Es dürften diese Spekulationen Larssons gewesen sein, die den medialen Hype auslösten. Verkürzt auf „islamische Wikinger“ ist das die perfekte Gegenthese zur derzeit in „völkischen“ und „identitären“ Kreisen wieder gern verbreitete Legende von den erbittert gegen „moslemische Invasoren“ kämpfende „nordischen Recken“. Die Schadenfreude über „Nazis“, dass „ausgerechnete ihre geliebten Wikinger“ zum Islam konvertiert seien, ist in etlichen Kommentaren unübersehbar.

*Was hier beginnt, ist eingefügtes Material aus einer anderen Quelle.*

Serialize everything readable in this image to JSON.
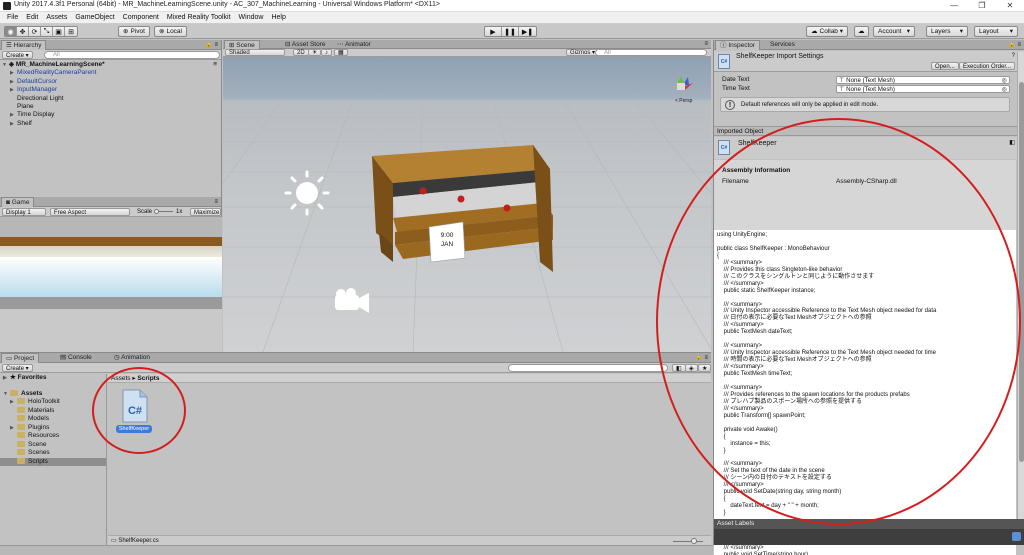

Die sensationelle Geschichte hat nur einen Haken: Larssons Deutung steht auf sehr wackeligen Beinen. Dass sie so Furore macht, ist vor allem auf die Praxis auch seriöser Medien zurückzuführen, der schnellen Sensation gegenüber gründlicher Recherche den Vorzug zu geben: Die neue Fundinterpretation ist die Meinung einer einzigen Expertin. Wobei Annika Larsson zwar am Institut für Archäologie und Alte Geschichte der Universität Uppsala arbeitet, aber laut ihres Lebenslaufs ansscheinend keine akademisch ausgebildete Archäologin, sondern Textilexpertin ist. Dass schließt selbstverständlich nicht aus, dass sie in Mittelalterarchäologie „fit“ ist, wirft aber die Frage auf, ob sie sich nicht vielleicht zu weit aus dem Fenster ihres Fachgebietes lehnt. (Annika Larsson trat vor einigen Jahren mit der Behauptung in die Öffentlichkeit, dass die wikingerzeitlichen ovalen Broschen auf den Brustwarzen getragen wurden – entgegen der Ansicht der gesamten übrigen Fachwelt. Hätte sie dafür schlüssige Beweise erbracht, wäre es eine kleine Sensation gewesen. Eine sehr kleine.)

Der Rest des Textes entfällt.